A court in Austria has ruled that an intersex person who applied to have ‘third gender’ entered into his passport has to identify as either female or male.

Austrian intersex person denied 'third gender' passport
Austrian passport. File photo: Thomas2006/Wikimedia

Alex Jürgen (40) from Steyr in Upper Austria does not identify as either a man or a woman, and according to doctors was born with both male and female sex characteristics.

At birth Alex was registered as male, but other official documents list him/her as a woman.

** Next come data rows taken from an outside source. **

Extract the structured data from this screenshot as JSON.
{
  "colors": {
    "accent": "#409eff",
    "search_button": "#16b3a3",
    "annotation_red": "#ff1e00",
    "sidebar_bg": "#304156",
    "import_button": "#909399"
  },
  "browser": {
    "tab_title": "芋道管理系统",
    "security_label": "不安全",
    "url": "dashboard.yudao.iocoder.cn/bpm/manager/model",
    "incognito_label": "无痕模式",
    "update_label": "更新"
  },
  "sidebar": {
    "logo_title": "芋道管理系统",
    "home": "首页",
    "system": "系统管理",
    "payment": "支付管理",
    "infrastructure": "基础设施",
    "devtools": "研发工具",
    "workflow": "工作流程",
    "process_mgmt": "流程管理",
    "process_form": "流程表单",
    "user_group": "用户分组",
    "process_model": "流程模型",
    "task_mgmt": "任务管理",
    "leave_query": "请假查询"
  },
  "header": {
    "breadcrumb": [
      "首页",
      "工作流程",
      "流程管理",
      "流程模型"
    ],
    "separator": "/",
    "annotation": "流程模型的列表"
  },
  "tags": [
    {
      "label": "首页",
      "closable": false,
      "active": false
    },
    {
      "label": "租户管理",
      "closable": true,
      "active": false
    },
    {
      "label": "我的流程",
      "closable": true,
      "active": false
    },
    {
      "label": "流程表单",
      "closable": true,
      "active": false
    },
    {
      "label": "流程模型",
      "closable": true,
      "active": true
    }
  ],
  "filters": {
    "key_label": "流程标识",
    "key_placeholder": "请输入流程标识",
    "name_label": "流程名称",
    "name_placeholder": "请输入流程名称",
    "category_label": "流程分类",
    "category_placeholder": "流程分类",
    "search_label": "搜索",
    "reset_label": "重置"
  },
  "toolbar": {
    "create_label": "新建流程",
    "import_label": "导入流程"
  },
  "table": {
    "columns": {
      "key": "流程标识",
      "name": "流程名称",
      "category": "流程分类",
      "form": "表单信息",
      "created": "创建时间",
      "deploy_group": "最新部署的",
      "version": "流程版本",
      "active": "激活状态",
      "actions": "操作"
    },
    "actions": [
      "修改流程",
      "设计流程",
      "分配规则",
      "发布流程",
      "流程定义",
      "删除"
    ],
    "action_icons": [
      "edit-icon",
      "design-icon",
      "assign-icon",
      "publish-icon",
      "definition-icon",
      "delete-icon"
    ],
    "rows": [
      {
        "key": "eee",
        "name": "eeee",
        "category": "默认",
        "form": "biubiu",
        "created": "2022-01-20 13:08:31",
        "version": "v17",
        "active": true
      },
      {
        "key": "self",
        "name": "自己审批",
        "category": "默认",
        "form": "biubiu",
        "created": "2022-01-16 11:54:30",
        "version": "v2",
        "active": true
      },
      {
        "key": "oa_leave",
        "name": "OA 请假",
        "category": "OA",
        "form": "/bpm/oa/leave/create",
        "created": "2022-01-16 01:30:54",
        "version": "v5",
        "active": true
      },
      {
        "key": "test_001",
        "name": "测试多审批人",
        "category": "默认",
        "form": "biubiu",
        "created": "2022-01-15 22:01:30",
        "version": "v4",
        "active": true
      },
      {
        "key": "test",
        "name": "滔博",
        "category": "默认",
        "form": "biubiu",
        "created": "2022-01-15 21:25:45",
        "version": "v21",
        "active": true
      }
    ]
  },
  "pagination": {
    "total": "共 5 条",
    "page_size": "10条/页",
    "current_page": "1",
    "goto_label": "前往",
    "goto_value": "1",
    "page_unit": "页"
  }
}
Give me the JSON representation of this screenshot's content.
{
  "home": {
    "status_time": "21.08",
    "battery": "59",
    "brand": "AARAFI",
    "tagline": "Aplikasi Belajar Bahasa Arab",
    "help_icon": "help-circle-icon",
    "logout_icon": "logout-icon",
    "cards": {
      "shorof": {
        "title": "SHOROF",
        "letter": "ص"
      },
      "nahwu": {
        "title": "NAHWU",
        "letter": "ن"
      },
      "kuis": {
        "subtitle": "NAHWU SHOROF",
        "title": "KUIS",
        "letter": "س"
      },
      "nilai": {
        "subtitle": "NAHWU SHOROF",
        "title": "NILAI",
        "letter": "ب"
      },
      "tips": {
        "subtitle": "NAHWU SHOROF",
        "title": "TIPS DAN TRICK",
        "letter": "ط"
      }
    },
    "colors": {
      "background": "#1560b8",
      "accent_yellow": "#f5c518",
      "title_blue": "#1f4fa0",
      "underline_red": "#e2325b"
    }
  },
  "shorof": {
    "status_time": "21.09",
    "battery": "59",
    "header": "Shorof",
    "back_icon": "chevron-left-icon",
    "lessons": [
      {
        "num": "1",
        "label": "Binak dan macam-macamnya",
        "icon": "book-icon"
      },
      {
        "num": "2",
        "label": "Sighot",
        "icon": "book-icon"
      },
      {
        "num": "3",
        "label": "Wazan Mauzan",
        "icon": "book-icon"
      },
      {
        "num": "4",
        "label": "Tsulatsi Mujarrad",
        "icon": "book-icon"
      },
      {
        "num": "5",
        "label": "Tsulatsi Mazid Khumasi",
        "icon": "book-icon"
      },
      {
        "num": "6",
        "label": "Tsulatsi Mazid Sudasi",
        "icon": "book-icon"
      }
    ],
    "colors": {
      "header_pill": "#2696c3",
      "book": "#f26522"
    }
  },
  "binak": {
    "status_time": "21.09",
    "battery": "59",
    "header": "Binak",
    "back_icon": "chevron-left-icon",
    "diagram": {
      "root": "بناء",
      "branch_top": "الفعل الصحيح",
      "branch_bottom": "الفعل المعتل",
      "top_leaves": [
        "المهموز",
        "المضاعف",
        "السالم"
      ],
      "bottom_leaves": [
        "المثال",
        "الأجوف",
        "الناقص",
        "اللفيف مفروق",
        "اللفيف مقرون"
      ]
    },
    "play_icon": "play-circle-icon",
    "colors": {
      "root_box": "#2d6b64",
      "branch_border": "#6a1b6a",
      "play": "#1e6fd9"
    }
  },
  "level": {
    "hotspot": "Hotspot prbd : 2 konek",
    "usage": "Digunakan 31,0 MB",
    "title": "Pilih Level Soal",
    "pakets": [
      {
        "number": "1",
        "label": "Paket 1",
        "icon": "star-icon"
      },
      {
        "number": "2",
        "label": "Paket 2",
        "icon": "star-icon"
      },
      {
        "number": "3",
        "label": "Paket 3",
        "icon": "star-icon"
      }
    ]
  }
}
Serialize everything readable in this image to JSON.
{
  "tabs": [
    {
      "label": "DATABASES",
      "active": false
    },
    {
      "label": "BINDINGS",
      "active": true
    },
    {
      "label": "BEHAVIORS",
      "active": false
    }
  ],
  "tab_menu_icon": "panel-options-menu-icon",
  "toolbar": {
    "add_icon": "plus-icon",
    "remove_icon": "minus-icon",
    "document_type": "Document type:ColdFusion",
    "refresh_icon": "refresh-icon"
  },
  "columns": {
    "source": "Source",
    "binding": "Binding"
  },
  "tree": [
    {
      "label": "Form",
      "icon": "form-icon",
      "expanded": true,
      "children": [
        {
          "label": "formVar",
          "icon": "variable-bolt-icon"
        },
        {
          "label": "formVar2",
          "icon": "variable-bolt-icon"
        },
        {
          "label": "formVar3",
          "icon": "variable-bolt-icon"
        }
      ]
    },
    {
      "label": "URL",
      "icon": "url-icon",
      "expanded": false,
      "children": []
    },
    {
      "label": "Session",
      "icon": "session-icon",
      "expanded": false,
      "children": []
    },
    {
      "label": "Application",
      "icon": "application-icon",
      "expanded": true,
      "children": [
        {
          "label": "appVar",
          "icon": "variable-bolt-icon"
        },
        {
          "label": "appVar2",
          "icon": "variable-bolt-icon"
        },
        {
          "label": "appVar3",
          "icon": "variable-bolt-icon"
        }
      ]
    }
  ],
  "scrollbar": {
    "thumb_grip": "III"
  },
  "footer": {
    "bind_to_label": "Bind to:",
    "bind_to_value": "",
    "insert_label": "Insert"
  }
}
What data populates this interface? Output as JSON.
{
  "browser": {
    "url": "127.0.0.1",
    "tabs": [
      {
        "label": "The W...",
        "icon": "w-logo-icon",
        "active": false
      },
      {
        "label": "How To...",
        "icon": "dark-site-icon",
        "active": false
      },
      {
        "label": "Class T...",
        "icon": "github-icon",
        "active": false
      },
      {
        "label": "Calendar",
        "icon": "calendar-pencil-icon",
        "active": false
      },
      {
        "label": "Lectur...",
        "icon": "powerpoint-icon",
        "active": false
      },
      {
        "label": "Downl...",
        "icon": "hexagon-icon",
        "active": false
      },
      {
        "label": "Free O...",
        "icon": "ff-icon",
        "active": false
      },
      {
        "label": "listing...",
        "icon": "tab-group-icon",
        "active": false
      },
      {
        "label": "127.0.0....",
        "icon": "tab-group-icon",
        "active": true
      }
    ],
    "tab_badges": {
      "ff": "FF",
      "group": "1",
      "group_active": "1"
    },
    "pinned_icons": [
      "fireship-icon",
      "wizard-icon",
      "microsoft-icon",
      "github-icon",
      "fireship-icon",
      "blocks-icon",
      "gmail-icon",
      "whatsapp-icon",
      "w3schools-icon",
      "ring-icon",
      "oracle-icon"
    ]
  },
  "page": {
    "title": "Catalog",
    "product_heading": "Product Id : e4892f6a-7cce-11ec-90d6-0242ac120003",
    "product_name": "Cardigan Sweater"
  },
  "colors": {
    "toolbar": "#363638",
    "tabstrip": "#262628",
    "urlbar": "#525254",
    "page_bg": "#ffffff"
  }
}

For the past ten years Alex has lived openly as an intersex person and went to court to ask if he/she could officially register as “inter”, “different”, “X”, “undefined” or a similar term.

When Alex tried to change his/her birth certificate to state ‘intersex’, the local council said that the computer programme only accepts ‘male’ and ‘female’, and so the process could not be completed.

Alex Jürgen’s lawyer, Helmut Graupner, argued that Austrian law provides for a mandatory gender specification, but is not limited to male or female but the court rejected that argument – saying that Austria’s legal systems assumes that every person is either male or female.

Intersex people vary in their chromosomal, hormonal and/or anatomical characteristics which do not match strict medical definitions of male or female.

Germany became the first European country in 2013 to allow babies with characteristics of both sexes to be registered as neither male nor female. Parents are allowed to leave the gender blank on birth certificates. This is to reduce the pressure on them to decide whether their babies should be given hormone treatments or operated on.